Sukses


5 Perpindahan Pemain yang Meninggalkan Luka Bagi Suporter: Saat Geng Persija Membelot ke Persib

Bola.com, Jakarta - Perpindahan pemain adalah fenomena yang wajar di sepak bola. Namun, akan menjadi kontroversial jika hijrah ke klub rival.

Contohnya ketika rombongan Persija Jakarta menyebrang ke Persib Bandung pada 2011. Total, ada lima pemain tim berjulukan Macan Kemayoran itu yang membelot ke musuh bebuyutan.

Kelimanya adalah Aliyudin, Muhammad Ilham, Muhammad Nasuha, Tony Sucipto, dan Jendri Pitoy. Sehabis membela Persija Jakarta pada 2010-2011, kelimanya hengkang ke Persib.

Keputusan kelimanya menerima pinangan Persib tentu mengundang kontroversi. Suporter Persija, The Jakmania, geram dengan perpindahan tersebut.

Puncaknya ketika kelimanya menyambangi Jakarta untuk melawan Persija dengan seragam Persib. Kelimanya mendapatkan tekanan sepanjang pertandingan dari The Jakmania.

Selain rombongan Persija Jakarta, masih ada lagi perpindahan pemain yang menyisakan luka bagi suporter. Berikut empat di antaranya:

Video

2 dari 5 halaman

Aji Santoso dari Persebaya ke Arema FC

Pencapaian Aji Santoso sebagai pemain terbilang lengkap. Di era Galatama, Aji membawa Arema Malang juara musim 1992-1993.

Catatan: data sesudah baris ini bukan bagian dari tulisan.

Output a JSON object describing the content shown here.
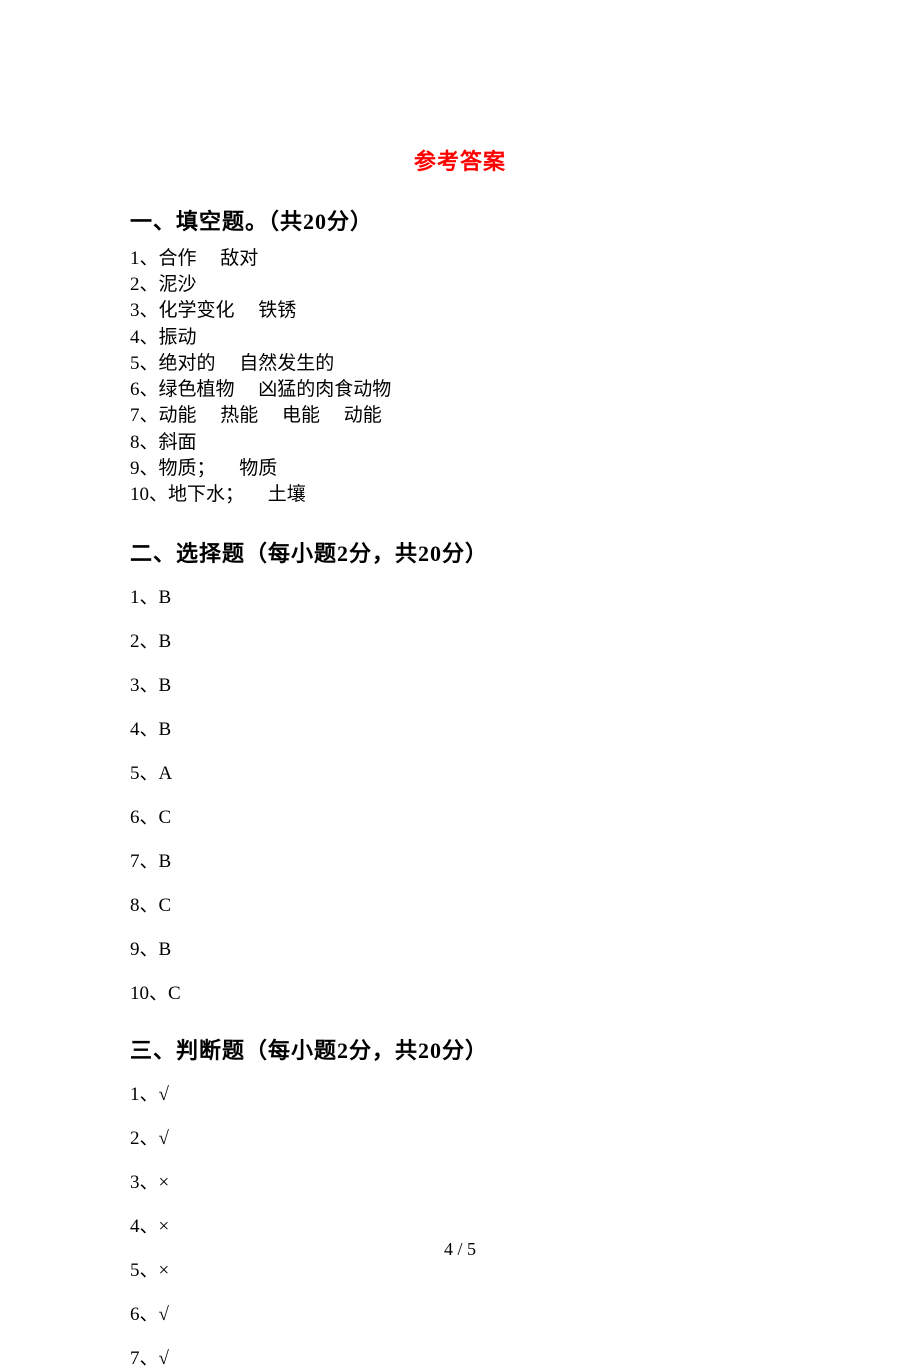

Pada era Liga Indonesia, ia jadi bagian sukses Persebaya Surabaya dan PSM Makassar meraih trofi juara. Masing-masing pada musim 1996-1997 dan 1999-2000. Di level Timnas Indonesia, Aji menjadi bagian dari skuad Merah Putih meraih medali emas cabang sepak bola Sea Games 1991 di Filipina.

Aji juga pernah mencatatkan diri sebagai pemain dengan rekor transfer termahal. Itu terjadi ketika ia memutuskan meninggalkan Arema menuju Persebaya jelang musim 1996-1997.

Proses kepindahaan inilah yang sempat menuai protes dari Aremania yang tak rela pemain kesayangan mereka pindah ke klub rival. Pada channel youtube Official Persebaya, Aji menceritakan betapa sulitnya dia mengambil keputusan saat itu. Sebagai putra asli Malang, ia tentu mencintai Arema.

"Tapi, saat itu, saya sudah bertekad menjadikan sepak bola bukan sekadar hobi tapi juga sumber kehidupan. Apalagi saat itu, saya juga baru menikah." kenang Aji.

Aji mengungkap momen yang tak bisa ia lupakan di balik kepindahannya itu. "Saat resepsi pernikahan saya sedang berlangsung. Tiba-tiba puluhan Aremania menggelar spanduk yang isinya menolak saya pindah ke Persebaya. Saya tidak marah, saya paham dan mengerti kecintaan mereka terhadap saya. Mereka melakukan itu karena tidak tahu alasan saya," papar Aji Santoso.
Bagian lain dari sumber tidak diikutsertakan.